The BBC reports (and has a short clip) of a group of rabbis that took a flight over Israel while praying and blowing the shofar (a ram's horn) in an effort to " stop the [Swine Flu] pandemic so people will stop dying from it." One of the Rabbis also added that "We are certain that, thanks to the prayer, the danger is already behind us."
People ought to believe whatever they want and if religion gives them comfort and makes them feel safer, that's fine and wonderful for them and really ought not to be of any concern to anyone else. If these rabbis think that their fervent praying--which makes them look a bit silly to those who understand what they're doing and downright alien to those who may not--makes them and everyone else safe from the sickness, however, then it becomes everyone's concern. Not because everyone is really safe, but because if these rabbis and their communities now believe they're safe they may be less inclined to take measures to help prevent the spread of the disease. One must hope that, whatever these people believe, they're not ignoring the medically necessary measures to ensure that h1n1 is contained.
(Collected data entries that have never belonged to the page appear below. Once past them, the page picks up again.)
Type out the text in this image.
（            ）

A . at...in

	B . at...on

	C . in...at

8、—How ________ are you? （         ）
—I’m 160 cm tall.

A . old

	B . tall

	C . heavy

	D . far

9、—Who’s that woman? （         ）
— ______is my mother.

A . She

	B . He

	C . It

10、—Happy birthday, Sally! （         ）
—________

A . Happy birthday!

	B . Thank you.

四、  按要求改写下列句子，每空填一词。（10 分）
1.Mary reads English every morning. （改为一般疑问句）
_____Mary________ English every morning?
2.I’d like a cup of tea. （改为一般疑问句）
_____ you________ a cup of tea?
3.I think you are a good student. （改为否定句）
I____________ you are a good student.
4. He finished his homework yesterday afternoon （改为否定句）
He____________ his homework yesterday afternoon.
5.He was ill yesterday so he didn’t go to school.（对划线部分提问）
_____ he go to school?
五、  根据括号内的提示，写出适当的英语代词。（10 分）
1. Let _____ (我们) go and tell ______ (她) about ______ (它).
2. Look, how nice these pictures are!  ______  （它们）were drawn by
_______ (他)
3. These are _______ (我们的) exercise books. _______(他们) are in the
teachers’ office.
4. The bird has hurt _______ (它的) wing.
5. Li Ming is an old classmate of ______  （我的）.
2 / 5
Another, perhaps more worrying example of religion becoming of concern to everyone is in the UK where Muslim medical staff in certain hospitals are refusing to use hand sanitizer--a key link in the strategy to prevent the spread of h1n1--because it contains alcohol. Apparently, a less effective, alcohol-free hand sanitizer has been made available to the individuals concerned, but this is another example of where religion, which normally ought to be nobody's business, crosses into the public sphere and becomes a concern to everyone.